Драйбеку было нетрудно поверить в это. Даже сейчас грудь миссис Миджхолм так вздымалась от волнительных воспоминаний, что грозила лопнуть, а лицо, и без того румяное, побагровело.

– Я бы много чего ему наговорила, но пощадила бедняжку Мэвис. Она не виновата, хотя, скажу вам начистоту, Мэвис дурочка, что не проявила твердости. Что ж, если ей нравится быть безвольной тряпкой, меня это не касается. Иное дело, когда страдают мои обожаемые крошки! Он ни словечка от меня не услышит, пока не извинится! Если бы я пришла в «Кедры» и столкнулась там с ним, то выложила бы все, что о нем думаю. Миссис Хасуэлл было бы неудобно. Вот я туда и не иду. – В приступе любви она еще крепче зажала Урсулу под мышкой и добавила: – И вообще, Мэвис надо было наказать его и сбежать с тем поляком. Вряд ли она так поступит, я надеюсь, она не натворит глупостей, потому что какой с иностранца прок?

– Поляк? – рассеянно произнес Драйбек.

– Разве вы с ним не знакомы? Он работает в «Бебсайд» и живет на дальнем краю улицы с коттеджами, за вами. Во всяком случае, ночует там, у старой миссис Докри.

– Я не встречал этого молодого человека, – проговорил Драйбек тоном, в котором не звучало пылкого желания устранить это упущение.

– И немудрено, он здесь недавно. Вообще-то поляк вполне приличный, у его отца вроде бы были в Польше земли, но кто их, иностранцев, разберет? Я видела поляка у Линдейлов, но его, конечно, не все приглашают. Не знаю, как с ним познакомилась Мэвис, но совершенно не удивлена, что он ей приглянулся. Он очень привлекателен: ладный, и манеры превосходные. Бедной Мэвис просто некуда было деваться!

– Это, случайно, не молодой брюнет, гоняющий на ужасно шумном мотоцикле? – неприязненно осведомился Драйбек.

– Он самый, Ладислас Зама и как-то там дальше… Никак не выговорю! А вот и Лайон! Смотрите, кто идет, Пики! Бегите к папочке!
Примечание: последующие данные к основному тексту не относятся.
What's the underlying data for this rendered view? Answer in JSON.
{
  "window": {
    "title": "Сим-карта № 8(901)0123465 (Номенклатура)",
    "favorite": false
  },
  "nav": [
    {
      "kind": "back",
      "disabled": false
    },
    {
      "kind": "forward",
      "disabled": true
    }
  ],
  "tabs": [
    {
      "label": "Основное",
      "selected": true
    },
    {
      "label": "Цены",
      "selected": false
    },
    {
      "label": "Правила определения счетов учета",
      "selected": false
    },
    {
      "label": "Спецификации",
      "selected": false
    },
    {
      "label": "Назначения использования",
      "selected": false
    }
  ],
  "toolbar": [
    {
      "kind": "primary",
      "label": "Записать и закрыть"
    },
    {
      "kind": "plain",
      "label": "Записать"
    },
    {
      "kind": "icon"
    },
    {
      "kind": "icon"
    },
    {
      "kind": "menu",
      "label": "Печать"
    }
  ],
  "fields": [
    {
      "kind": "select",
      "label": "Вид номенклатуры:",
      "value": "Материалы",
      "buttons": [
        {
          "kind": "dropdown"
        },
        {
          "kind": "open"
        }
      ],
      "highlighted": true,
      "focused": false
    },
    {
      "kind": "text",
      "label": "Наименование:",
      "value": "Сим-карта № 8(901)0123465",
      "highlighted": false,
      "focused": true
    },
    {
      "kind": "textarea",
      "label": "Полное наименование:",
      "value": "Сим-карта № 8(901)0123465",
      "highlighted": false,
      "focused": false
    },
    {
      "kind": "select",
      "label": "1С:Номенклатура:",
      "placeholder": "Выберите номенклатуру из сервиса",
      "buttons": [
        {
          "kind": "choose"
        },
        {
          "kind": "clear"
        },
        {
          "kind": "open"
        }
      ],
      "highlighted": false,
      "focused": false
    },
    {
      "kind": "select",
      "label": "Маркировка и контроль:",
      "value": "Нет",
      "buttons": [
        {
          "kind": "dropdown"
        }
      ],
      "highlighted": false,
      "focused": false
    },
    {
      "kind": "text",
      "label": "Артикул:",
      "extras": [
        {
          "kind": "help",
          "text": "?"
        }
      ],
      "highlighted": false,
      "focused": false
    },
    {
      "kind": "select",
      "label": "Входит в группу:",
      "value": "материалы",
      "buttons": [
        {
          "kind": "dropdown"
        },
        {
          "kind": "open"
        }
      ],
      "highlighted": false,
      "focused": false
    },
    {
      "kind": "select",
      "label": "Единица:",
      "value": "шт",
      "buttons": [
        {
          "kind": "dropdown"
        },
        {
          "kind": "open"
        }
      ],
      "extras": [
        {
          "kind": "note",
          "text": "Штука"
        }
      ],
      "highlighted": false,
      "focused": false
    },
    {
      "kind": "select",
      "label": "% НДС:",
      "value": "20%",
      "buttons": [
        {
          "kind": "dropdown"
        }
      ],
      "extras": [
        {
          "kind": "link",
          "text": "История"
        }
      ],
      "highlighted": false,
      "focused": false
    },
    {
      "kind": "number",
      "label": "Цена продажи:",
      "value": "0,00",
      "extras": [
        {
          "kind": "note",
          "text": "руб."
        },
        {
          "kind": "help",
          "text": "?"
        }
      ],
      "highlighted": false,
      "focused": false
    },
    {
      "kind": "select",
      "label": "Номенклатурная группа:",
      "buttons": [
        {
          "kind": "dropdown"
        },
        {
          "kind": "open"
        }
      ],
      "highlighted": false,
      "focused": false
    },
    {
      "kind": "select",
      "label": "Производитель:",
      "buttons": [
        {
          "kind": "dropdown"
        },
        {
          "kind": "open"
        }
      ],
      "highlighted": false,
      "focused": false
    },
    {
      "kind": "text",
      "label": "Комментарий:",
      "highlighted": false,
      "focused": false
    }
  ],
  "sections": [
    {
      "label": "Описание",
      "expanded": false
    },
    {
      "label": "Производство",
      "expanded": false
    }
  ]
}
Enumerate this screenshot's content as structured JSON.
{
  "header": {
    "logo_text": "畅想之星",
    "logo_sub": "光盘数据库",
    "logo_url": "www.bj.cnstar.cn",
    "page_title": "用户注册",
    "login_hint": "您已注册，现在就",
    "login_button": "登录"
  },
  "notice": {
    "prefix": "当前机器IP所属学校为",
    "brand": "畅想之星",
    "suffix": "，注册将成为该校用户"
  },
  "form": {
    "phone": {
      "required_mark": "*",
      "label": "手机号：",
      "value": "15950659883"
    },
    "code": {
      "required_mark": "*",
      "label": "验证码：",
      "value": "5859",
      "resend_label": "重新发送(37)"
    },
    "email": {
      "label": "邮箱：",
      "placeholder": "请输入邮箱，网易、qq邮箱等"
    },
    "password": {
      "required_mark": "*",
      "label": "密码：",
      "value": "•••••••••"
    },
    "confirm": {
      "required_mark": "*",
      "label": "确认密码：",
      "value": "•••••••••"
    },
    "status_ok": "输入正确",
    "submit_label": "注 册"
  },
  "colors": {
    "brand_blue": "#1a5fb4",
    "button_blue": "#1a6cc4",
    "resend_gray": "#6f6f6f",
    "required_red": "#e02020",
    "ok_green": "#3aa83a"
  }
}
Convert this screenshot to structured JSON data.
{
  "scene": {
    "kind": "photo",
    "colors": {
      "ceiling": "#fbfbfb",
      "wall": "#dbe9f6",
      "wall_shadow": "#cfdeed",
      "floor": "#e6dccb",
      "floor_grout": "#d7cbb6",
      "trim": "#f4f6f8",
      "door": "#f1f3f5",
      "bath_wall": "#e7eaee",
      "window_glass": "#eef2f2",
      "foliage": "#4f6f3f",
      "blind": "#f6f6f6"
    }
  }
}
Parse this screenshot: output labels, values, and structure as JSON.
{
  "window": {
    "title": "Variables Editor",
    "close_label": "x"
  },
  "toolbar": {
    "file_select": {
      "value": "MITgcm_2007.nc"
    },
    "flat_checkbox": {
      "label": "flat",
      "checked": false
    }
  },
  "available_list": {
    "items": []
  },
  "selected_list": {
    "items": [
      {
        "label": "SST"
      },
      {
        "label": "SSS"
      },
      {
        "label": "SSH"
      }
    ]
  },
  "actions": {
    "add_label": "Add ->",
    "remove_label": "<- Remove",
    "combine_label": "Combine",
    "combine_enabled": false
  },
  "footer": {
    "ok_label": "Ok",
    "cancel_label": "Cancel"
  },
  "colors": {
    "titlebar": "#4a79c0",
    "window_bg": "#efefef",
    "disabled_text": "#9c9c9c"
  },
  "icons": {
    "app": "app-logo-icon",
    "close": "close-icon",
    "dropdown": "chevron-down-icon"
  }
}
За разговором они добрели до перекрестка. Слева виднелась невыразительная фигура майора Миджхолма, пытавшегося уберечь свои белые брюки от наскоков лающих собачонок. Вправо тянулась деревенская улица с церковью и домом викария. Вбок от улицы уходила дорожка к усадьбе «Кедры», а дальше на ней располагались лавочки и живописные коттеджи, а также дом эпохи королевы Анны – собственность Гэвина Пленмеллера, тонувшая в окруженном стеной саду. Улицу обозначали живые изгороди по обеим сторонам, и, миновав открытое пространство, она упиралась во все еще величественные, хоть и изрядно обветшавшие, ворота «Олд-плейс», жилища сквайра.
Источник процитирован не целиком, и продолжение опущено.